More of a problem up north in the road salt area, GM use to mount their compressors way up high on the engine, easy to get to, now on many vehicles are mounted way below where they are exposed to winter road salt leading to corrosion or belly leaker problems. When mounted high, weren't exposed to that road salt slushing so would last much longer. Just a small point.
I have no idea where all the mis-information on R-134a and R-12 comes from. Most of the 'common' knowledge is incorrect. R-134a and R-12 are both very good refrigerants, both can work very efficiently, and picking which one is better is like trying to figure out which color goes best with white. It depends on what else you are doing.

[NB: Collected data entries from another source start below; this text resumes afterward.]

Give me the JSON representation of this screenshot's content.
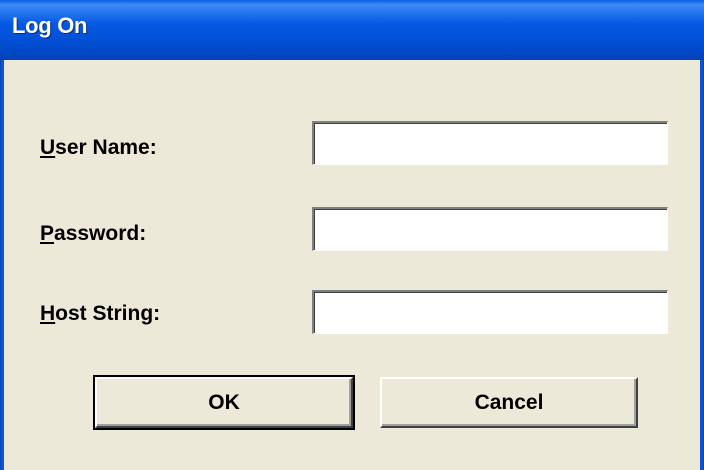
{
  "window": {
    "title": "Log On"
  },
  "form": {
    "username": {
      "accel": "U",
      "label_rest": "ser Name:",
      "value": ""
    },
    "password": {
      "accel": "P",
      "label_rest": "assword:",
      "value": ""
    },
    "host": {
      "accel": "H",
      "label_rest": "ost String:",
      "value": ""
    }
  },
  "buttons": {
    "ok_label": "OK",
    "cancel_label": "Cancel"
  },
  "colors": {
    "title_bar": "#0458E3",
    "dialog_bg": "#ECE9D8",
    "field_bg": "#FFFFFF"
  }
}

The increased heat transfer performance of R-134a almost exactly cancels the reduction in performance by the increased condensing pressures. Bottom line is the performance differences between the two refrigerants are a wash.
Here is original research from NIST, one of the most respected testing organizations on the planet that did science to show what the correct answer on heat transfer is:
http://www.bfrl.nist.gov/863/HVAC/pubs/PDF/NISTIR5144LubBoil.pdf
Check out the abstract where they state R-134a has a 20% higher heat transfer coeficcient than R-12. Adding POE lubricant to the R-134a actually increased the heat transfer coeficcient of R-134a some more. The same thing does not seem to happen with R-12.
The OEMs that designed equipment did a lot of work on energy efficiency and cooling performance and found almost no difference in properly designed systems. The differences were so small as to make measuing differences almost impossible (a few percent either way can't be measured). As a practical example, the energy efficiency of a modern R-134a refrigerator freezer is at least 30% higher than the old R-12 units - they had no trouble squeezing out more performance when they had to - they could just as easily have done the same with R-12, and probably for the exact same same cost.
If you get different information from this, I suggest you look up the original source of the data and check it against high quality science work to see how it stands up. I'm betting you will find the quality of the scientific work that shows R-12 to be significantly better than R-134a is suspect.